Casar looked back and realised the danger, attacking over the top. He crossed the summit 10 seconds clear of Izaguirre and Sagan, who were the same distance ahead of Gilbert and Sanchez. But the five came together off the descent, and now Sagan held the advantage. It looked like Sanchez, one of the wiliest riders in the peloton, and Gilbert, one of the most aggressive, were going to be outwitted and outfought by a 22-year old Tour debutant.
But Sagan was isolated, and the others knew it. With 11 kilometres to go, Sanchez attacked, hard. Sagan looked at the others to chase, while they shook their heads and looked back at him. Though the quartet settled into an organised but unconvincing rotation, Sanchez had flown, the stage win waiting in Foix. Sagan proved a point by sprinting in for second.
This Tour has been a story of riders trying to find ways of beating rivals who are superior in strength. So far, nobody’s found a way to crack Wiggins. But today, Sagan got worked out.
Apart from Sanchez and Sagan’s industry, the stage felt like a wasted opportunity. It’s a mark of the lack of adventure shown by the GC riders in the first Pyrenean stage that a strong wind and small hill on the run-in to the finish at Le Cap d’Agde caused more havoc and discord in the lead group than three of the hardest kilometres in the entire Tour, on the Mur de Pérguère.

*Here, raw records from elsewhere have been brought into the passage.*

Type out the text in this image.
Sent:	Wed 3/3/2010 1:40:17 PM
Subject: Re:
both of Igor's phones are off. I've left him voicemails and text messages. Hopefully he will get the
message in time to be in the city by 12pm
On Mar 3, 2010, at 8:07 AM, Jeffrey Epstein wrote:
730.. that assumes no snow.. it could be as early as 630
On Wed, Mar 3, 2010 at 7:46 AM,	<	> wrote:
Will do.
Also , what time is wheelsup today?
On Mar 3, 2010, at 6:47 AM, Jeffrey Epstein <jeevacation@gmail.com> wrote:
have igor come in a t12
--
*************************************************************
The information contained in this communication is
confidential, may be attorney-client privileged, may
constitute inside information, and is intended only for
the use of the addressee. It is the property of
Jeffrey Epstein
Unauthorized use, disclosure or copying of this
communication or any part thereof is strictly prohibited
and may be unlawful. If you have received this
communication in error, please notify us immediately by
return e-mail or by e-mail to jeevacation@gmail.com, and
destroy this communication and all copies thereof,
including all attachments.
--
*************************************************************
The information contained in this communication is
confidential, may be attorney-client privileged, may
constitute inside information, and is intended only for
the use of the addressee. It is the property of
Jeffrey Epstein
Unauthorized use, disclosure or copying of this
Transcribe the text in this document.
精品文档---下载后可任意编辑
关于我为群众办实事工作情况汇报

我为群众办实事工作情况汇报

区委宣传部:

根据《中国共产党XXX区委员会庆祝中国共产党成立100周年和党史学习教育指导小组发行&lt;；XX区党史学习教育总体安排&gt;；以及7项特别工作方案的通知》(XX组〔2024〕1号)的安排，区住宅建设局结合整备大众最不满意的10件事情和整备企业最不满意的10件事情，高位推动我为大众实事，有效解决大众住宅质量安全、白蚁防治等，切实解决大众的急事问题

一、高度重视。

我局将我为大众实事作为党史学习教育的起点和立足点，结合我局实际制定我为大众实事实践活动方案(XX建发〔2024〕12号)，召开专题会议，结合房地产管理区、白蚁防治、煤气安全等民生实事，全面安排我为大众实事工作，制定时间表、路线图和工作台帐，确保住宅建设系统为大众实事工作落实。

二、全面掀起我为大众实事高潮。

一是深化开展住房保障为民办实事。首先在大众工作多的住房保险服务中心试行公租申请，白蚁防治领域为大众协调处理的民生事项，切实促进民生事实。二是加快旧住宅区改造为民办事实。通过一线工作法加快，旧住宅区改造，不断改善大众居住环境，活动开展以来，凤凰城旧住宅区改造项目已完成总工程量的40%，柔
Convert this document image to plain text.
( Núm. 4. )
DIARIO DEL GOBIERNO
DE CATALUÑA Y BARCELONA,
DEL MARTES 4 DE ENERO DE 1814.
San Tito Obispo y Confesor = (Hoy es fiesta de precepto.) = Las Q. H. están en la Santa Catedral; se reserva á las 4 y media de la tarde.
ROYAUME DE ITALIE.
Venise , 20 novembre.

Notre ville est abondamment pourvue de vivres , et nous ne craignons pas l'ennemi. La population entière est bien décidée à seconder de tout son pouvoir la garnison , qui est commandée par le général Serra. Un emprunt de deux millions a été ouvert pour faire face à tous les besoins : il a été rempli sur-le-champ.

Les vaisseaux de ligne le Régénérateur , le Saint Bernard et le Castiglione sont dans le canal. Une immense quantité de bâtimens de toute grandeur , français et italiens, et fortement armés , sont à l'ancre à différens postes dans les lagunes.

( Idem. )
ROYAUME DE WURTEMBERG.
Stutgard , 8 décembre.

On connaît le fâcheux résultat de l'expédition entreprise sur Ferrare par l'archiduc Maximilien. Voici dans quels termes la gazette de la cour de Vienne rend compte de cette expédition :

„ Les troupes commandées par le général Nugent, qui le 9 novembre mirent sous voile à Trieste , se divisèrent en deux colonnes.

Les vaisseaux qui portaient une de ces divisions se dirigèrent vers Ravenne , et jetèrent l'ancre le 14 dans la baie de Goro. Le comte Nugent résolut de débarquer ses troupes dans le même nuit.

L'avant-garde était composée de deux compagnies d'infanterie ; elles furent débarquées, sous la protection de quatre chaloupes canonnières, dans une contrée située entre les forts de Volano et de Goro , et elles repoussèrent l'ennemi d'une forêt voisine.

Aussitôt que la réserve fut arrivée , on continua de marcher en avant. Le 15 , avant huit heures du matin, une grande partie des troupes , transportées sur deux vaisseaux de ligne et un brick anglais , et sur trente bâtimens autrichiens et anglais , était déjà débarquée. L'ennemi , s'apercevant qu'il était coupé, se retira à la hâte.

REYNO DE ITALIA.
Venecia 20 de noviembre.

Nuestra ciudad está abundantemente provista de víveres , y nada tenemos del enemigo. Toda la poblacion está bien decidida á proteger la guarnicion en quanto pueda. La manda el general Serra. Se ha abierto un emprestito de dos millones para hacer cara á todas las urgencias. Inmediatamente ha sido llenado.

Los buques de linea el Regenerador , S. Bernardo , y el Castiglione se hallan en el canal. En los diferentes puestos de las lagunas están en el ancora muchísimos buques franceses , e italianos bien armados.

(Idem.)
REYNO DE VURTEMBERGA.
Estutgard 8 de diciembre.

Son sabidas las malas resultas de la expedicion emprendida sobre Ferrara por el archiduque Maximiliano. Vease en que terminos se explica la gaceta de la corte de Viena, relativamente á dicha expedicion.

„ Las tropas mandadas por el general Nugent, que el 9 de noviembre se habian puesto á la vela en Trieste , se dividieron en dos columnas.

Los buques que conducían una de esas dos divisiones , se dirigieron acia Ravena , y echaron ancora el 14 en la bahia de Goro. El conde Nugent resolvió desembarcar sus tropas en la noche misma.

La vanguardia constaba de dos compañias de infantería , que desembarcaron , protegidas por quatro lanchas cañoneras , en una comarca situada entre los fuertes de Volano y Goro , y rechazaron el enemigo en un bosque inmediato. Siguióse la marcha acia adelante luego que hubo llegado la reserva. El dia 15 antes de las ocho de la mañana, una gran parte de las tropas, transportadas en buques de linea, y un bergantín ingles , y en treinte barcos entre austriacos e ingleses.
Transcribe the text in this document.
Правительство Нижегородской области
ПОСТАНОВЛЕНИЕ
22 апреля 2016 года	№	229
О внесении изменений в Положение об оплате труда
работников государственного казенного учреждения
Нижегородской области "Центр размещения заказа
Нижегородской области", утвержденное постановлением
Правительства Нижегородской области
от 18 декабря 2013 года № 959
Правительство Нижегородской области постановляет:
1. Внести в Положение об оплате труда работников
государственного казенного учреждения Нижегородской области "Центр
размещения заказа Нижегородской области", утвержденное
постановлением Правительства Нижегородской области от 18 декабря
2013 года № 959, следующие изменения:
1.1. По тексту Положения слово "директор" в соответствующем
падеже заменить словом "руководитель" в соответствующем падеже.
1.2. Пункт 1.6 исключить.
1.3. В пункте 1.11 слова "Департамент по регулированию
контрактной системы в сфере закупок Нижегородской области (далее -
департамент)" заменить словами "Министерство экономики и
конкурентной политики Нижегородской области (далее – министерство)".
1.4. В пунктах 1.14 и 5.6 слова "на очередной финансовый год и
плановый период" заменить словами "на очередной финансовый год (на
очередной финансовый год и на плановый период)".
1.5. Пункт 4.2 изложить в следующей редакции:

Great things were hoped for from the inclusion of the Péguère, but the summit was too far from the finish to instigate aggression among Bradley Wiggins’ rivals. ASO’s decision to include a 40-kilometre run-in to the finish after the top of the climb, including a redundant 13-kilometre loop north out of Foix, was like giving the punchline before telling the joke.
Even before the tacks punctured any ambition anyone had to attack Wiggins, the stage was a GC non-event. Sky’s rivals had three opportunities left to win the Tour before Wiggins destroys them in the Chartres time trial.
Having failed to try today, they now only have two.